Read More: Don’t Buy These 6 Foods If You Care About Humanity
But not all foods are created (transported, stored, prepared, and served) equally. Some foods have a really big impact on the environment and others don’t. A lot of factors influence ecological impact, and, if looked at holistically, it’s possible to develop a diet that is more eco-friendly.
Meat has the biggest environmental impact out of all food types, especially beef. But, like all foods, the full picture is complicated. There are a few overlooked environmental benefits to raising livestock when done in a limited way. Livestock’s waste can be used as fertilizer that can help grow crops (reducing the need for chemical fertilizer). Most livestock feed is made up of waste products like spent grain, so raising livestock can create extra calories for humans to consume that wouldn’t have existed otherwise.

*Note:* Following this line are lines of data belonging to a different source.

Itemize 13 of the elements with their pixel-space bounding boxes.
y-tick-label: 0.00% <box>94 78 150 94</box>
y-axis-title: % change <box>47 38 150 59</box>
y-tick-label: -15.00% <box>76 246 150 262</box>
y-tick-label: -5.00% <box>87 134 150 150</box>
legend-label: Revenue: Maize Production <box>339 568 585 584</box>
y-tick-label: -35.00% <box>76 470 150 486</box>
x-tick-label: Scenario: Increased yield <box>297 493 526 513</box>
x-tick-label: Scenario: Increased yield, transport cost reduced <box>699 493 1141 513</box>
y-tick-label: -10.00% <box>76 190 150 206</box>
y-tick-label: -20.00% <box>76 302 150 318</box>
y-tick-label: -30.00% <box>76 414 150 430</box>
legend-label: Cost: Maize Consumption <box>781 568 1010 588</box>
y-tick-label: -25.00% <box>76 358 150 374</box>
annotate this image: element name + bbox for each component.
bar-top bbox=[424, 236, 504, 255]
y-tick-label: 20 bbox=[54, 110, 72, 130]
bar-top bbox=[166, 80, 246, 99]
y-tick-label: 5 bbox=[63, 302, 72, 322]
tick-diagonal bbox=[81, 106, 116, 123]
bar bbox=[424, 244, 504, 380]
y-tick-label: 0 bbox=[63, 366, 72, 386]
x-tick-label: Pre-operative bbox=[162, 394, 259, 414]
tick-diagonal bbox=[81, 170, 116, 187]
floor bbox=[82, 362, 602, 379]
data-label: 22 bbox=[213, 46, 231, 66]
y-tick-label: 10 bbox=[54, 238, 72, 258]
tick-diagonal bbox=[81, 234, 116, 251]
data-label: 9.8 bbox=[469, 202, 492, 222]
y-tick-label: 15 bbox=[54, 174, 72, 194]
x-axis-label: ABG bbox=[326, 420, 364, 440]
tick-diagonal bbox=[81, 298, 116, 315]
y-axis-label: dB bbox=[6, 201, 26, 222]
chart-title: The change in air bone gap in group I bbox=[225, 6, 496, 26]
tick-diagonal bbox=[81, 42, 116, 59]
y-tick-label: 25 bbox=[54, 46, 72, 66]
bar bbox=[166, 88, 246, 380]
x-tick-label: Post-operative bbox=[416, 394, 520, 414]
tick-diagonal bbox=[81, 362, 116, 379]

But these benefits come with a major caveat: moderation. Eating meat on a daily basis can never be sustainable.
Almost all foods come with caveats of some kind, but there are clear choices that will make your diet more eco-friendly.
Here are some of the best foods to add to your diet.
Lentils are humble superfoods. They live in the legume family (seeds of plants) and are great sources of fiber, protein, and various nutrients.
They have a very low carbon footprint — 43 times less than beef, for example — and require little water to grow. They also clean and fortify soil to make it easier to grow other crops.
And they’re extremely cheap.
2016 is the UN Year of the Pulses (legumes are pulses) — so head to their page to find some delicious recipes. Lentils are great in soups and are amazing on their own if you add some seasoning like curry.